Whether in her early years as an inward-looking and confessional songwriter, or as the enigmatic creative center of Lower Dens, Jana Hunter has always seemed like a mysterious, reserved figure. Content to mask her voice amid the foggy, blissed-out atmosphere of the Baltimore band, Hunter came off like a shy frontwoman on stage, tolerating the attention because she was driven to perform as a means to push through her own anxiety and internal darkness.

Yet with each successive record, Hunter has reinvented her sound — from the wiry, discordant guitar melodies of 2010’s Twin Hand Movement to the hypnotic keyboards of 2012’s Nootropics — and revealed more and more of her true self in the process. And now, with Lower Dens’ just-announced third album, Escape From Evil, she’s begun to project the bold artistic poise of an ethereal, if still haunted pop singer.

That’s particularly true on the new song “To Die In L.A.”

Out March 31, Escape From Evil was produced by Hunter, along with frequent co-producer and mixer Chris Coady, and contributions from Lower Dens’ Walker Teret, Chris Freeland — and producers Ariel Rechtshaid and John Congleton. And as one might expect with those names, “To Die In L.A.” is as richly layered and overtly pop-sounding as anything the band has made yet. You can hear it right away in the way her effervescent vocal harmonies, once buried in the mix, soar front and center over those repeating synthy arpeggios and crisp guitar lines. And as she repeatedly sings the hook “Time will turn the tide,” Hunter has rarely before been so confident in her own skin.

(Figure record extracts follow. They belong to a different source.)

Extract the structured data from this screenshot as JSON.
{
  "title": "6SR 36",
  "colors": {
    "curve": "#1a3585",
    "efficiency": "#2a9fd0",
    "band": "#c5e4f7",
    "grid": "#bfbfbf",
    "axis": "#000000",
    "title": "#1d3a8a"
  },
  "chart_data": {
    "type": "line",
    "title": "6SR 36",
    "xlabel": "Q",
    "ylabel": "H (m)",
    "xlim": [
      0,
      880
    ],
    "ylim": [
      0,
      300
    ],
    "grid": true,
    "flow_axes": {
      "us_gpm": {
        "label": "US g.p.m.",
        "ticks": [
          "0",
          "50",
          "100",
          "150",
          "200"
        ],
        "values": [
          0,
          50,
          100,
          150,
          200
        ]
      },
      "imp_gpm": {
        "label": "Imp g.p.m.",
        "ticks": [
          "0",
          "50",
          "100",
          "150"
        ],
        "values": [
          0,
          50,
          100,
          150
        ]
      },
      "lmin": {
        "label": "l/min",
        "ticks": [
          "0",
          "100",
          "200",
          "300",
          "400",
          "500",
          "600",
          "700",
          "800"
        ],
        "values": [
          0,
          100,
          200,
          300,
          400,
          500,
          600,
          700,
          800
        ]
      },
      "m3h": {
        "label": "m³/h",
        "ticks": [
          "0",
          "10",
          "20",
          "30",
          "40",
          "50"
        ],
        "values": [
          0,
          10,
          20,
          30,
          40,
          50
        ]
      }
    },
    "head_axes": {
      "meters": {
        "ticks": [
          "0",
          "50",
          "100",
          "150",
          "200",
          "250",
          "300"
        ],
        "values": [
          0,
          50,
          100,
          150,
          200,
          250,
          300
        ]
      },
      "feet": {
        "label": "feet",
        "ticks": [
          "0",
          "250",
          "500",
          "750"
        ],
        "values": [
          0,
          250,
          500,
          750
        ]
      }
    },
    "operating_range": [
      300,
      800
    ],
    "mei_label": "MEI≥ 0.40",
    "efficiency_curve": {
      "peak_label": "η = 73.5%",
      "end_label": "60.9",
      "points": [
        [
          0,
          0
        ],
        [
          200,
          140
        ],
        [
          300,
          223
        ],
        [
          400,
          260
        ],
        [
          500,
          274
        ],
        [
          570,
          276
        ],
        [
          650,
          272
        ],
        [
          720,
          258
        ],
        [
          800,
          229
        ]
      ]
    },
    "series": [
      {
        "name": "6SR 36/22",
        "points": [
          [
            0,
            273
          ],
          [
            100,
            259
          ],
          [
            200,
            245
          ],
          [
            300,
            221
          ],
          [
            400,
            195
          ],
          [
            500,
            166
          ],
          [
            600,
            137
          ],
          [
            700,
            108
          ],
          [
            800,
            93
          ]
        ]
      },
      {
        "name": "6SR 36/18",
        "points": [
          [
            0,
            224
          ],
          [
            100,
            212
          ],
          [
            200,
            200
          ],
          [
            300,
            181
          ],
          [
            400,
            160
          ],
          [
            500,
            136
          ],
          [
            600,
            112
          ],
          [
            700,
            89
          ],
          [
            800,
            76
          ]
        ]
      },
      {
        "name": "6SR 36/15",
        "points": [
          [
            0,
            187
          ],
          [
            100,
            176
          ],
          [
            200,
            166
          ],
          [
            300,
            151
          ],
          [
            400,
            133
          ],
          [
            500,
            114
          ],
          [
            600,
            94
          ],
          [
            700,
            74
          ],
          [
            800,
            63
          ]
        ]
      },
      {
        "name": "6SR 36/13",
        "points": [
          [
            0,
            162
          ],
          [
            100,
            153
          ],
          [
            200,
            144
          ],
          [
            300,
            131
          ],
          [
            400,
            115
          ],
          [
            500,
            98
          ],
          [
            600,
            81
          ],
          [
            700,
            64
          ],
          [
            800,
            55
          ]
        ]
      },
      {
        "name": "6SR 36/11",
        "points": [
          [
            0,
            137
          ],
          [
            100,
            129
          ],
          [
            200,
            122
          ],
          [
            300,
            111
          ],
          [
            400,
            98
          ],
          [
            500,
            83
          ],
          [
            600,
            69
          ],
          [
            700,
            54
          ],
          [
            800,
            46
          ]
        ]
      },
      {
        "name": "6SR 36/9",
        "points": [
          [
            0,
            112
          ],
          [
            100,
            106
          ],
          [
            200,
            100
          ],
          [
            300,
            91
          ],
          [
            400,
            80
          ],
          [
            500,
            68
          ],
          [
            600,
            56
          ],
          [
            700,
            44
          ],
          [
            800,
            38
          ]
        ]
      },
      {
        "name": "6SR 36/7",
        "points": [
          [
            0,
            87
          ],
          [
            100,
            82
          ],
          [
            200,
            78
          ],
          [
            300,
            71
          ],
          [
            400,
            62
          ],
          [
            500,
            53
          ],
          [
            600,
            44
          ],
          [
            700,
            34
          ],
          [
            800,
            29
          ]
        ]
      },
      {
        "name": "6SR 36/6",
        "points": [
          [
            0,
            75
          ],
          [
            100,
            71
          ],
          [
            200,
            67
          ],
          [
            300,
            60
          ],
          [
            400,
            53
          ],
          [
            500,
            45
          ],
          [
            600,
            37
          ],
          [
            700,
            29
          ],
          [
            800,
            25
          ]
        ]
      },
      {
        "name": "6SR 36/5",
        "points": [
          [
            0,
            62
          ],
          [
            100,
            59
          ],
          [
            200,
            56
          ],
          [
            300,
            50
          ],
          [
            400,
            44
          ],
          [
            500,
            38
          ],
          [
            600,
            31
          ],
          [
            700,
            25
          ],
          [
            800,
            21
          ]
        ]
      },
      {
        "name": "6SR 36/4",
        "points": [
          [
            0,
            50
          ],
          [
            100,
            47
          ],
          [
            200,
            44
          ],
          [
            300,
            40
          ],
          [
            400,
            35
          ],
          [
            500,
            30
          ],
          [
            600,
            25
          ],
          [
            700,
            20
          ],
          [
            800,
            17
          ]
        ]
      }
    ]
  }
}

It’s seems like I’ve been a fan of Jana Hunter since nearly the beginning, and it’s been rewarding to hear the progression in her immersive music, and watch her speak out on issues in the music industry, LGBTQI rights, and about her own personal life. So it’s fantastic to hear Escape From Evil as her latest evolution, one that primes Lower Dens for a much-deserved breakout year to come.